再結成は常に内省を生みますが、ハミルトンは、放棄されたテーマのコンセプトの多くは、バンド自身の初期における形成的な体験と結びついた本質的なものであり、観察を排除していることを認めています。”While You Wait”、”Sleeper”、”Slow Dance” などの曲は、個人的な関係の崩壊や期待の変化の中で、信頼できない語り手の視点から、ウェスタン調の衣装の栄枯盛衰をたどっています。ある曲は前に進むプロセスを語り(”Unwind”、”Salt”)、またある曲は後悔について考えています(”True Blue”、”Forget It”)。アルバム名にもなっているこの曲は、私たちが自分の個性を着飾る、文字通りと比喩的なコスチュームについて考察しています。その他、Widowspeakはパフォーマンスと野心の概念そのものに疑問を投げかけ(”Everything is Simple”、”The Drive”)、容赦なく転がる石とほんの少しの苔を育てることの価値を比較検討します。仕事、音楽、ナイトライフといった象徴的な空間は、自分自身の知られざる伝説を思い起こさせる靄の中で見ることができます。

サウンド面では、The Jacketはバンドがいつもと同じで最高の状態であることがわかります。このアルバムは深く呼吸し、開放的な青々とした瞬間とヴェルヴェッツのようなストレートなアプローチのバランスをとっているのです。レイヤーギター、ダスティなパーカッション、アンブリングベースラインで構成され、穏やかで漂うようなバラードとツィンギーなジャムの間でダイナミクスがシームレスに変化している。その他、気まぐれなフルート、コーラスのテクスチャー、地下室のオルガンなどがある。トーマスのギタープレイはこれまでと同様に叙情的で感情的であり、ハミルトンの声は心地よく、楽である。このシームレスなダイナミックさは、Chris Coady(Yeah Yeah Yeahs, Beach House)のミックスで完璧に増幅されている。バンドは、Yo La Tengo, Neil Young, Cowboy Junkies, Cat Power, Richard and Linda Thompsonなど、長年にわたって影響を受け続けているアーティストを、今もなお、袖にまとっているのだ。
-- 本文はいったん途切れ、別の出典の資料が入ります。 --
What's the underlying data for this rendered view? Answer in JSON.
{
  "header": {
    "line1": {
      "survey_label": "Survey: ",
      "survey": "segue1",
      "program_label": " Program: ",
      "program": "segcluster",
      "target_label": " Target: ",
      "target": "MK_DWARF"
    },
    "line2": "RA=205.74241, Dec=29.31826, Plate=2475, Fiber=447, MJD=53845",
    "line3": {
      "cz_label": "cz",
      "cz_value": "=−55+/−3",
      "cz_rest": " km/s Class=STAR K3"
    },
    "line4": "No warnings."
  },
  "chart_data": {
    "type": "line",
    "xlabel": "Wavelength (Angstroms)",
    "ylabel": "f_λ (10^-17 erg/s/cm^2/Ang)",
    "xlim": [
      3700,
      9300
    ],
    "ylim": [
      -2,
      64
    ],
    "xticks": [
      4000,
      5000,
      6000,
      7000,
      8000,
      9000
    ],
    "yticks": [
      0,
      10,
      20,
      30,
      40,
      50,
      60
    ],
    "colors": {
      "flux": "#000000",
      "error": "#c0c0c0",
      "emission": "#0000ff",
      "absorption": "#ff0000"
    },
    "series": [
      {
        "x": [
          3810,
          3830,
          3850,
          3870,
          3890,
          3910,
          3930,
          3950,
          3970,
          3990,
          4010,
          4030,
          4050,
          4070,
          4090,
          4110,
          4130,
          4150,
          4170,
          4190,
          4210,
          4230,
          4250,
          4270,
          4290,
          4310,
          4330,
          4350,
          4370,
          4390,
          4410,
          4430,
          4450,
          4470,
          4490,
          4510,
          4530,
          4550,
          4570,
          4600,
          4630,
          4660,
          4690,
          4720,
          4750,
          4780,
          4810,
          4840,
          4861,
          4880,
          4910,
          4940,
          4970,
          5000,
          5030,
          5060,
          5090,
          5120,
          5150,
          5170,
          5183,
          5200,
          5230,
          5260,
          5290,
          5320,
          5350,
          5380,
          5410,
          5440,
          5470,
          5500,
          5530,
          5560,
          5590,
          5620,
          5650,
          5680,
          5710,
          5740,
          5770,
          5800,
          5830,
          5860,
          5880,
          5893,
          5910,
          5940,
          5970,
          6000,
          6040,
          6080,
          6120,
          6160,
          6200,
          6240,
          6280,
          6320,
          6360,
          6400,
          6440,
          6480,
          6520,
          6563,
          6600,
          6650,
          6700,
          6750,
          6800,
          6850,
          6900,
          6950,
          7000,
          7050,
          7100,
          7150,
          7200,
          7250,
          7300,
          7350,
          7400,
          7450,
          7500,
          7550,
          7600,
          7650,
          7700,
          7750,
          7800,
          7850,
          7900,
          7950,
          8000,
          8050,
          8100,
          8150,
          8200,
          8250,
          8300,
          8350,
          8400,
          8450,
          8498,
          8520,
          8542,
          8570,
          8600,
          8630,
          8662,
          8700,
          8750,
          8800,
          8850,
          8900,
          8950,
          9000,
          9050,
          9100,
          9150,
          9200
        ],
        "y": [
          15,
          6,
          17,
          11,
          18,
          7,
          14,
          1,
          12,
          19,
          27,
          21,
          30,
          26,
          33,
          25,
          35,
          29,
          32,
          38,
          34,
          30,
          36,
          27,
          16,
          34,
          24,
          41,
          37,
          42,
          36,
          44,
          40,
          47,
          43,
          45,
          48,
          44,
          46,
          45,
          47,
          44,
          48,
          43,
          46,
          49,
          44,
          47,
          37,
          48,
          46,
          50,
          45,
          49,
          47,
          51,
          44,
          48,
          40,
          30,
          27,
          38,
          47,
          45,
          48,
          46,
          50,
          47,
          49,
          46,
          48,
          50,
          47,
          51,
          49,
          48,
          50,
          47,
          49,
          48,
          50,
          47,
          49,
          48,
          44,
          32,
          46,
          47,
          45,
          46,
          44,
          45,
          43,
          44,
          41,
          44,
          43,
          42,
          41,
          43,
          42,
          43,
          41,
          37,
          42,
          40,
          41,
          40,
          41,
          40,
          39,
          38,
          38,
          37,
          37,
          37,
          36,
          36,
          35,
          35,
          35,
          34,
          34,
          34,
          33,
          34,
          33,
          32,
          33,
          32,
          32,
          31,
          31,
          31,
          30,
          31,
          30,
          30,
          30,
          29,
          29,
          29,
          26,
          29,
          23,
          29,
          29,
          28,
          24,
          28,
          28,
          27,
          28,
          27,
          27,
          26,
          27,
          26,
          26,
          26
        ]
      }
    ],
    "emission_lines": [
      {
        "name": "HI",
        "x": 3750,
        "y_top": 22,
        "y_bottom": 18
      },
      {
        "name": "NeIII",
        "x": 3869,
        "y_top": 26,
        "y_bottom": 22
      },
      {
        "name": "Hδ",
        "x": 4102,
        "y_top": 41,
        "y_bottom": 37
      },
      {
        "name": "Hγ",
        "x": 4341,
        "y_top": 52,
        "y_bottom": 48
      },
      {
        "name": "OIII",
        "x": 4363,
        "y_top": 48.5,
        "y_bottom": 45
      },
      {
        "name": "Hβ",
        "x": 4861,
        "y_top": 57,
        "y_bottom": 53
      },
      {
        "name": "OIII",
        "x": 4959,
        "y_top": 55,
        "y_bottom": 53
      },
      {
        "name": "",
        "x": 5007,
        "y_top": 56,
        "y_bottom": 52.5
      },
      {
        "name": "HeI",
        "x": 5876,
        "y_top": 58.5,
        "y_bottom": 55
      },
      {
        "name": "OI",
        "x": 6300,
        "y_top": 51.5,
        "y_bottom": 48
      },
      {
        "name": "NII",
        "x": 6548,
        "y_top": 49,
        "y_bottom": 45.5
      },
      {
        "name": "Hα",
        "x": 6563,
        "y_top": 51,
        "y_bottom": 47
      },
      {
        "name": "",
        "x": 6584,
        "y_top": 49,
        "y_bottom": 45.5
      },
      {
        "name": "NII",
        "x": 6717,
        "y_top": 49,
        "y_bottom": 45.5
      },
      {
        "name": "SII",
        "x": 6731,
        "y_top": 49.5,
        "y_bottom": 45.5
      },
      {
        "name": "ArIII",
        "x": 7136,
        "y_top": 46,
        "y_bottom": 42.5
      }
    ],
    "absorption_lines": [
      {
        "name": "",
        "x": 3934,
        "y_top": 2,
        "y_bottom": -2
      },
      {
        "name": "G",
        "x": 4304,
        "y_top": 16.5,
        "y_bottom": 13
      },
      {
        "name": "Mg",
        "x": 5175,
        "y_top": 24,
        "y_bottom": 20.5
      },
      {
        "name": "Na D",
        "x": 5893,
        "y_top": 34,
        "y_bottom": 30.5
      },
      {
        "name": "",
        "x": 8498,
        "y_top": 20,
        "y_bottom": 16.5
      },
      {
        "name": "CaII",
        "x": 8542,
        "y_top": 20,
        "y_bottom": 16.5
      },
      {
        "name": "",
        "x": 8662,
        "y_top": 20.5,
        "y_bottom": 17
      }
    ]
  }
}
スローコア、ドリームポップ、パシフィック・ノースウエスト・インディー、アウトロー・カントリーを巧みに取り入れ、60年代と90年代を融合したような美的感覚を生み出している。しかし、このデュオは、独自のRIYL言語で多層的なストーリーをより良く伝えるための道具として、独自の美的フィードバックループを駆使しているのである。この音のノスタルジー感は、古い自分、発明された自分、そして本当の自分を振り返る歌詞に新たな層を加えている。

The Jacketは、現在進行形で快適なレコードであり、集団的な休止の感覚と、彼らのゲームの頂点にいるバンドの容易さが染み込んでいる。また、このアルバムには、ギター・レコード、ロック・リミックス、そして、音楽家としての矜持が込められている。